The central goal of our study was to explore the nature of the explanations generated by science and engineering majors with basic training in chemistry to account for the colligative properties of solutions. The work was motivated by our broader interest in the characterisation of the dominant types of explanations that science college students use to make sense of phenomena under conditions of limited time and limited explicit knowledge about a topic. Explanations were collected in written form using two different quizzes that students completed under time constraints at the end of a two‐semester general chemistry course. Our study revealed that students’ ability to generate causal/mechanical explanations depended on the nature of the task. In general, students were more inclined or able to generate mechanistic explanations to account for boiling‐point elevation and freezing‐point depression than to make sense of osmotic flow.
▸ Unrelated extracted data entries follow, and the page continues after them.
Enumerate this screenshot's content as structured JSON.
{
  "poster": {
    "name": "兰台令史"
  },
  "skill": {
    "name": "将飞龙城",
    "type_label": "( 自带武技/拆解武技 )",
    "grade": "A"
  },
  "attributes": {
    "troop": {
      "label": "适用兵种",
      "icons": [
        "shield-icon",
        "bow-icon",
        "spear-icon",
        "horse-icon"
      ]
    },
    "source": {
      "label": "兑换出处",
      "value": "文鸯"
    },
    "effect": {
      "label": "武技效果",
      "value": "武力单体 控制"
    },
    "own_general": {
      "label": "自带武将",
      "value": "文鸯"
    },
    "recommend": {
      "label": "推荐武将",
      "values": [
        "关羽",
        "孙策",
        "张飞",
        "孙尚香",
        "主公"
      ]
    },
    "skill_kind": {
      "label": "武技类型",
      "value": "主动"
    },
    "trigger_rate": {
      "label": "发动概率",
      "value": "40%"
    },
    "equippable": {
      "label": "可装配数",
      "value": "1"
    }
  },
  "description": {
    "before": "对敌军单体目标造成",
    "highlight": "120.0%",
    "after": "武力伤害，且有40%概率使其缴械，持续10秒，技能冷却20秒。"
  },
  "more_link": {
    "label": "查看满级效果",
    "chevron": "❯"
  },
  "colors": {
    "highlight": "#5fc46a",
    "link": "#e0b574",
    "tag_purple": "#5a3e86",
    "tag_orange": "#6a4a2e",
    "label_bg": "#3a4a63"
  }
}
The analysis of the types of causal explanations built by the study participants suggests that students may be biased towards some causal models or explanatory modes characterised as causal‐additive and causal‐static in our work. A large proportion of the students built non‐causal teleological explanations to account for osmotic flow. None of the participants in our study used a dynamic model of matter as the basis for their explanations of any of the relevant phenomena; the idea of an underlying random process that is taking place at all times giving rise to emergent properties and behaviours was completely absent from their intuitive reasoning under conditions of limited time and knowledge.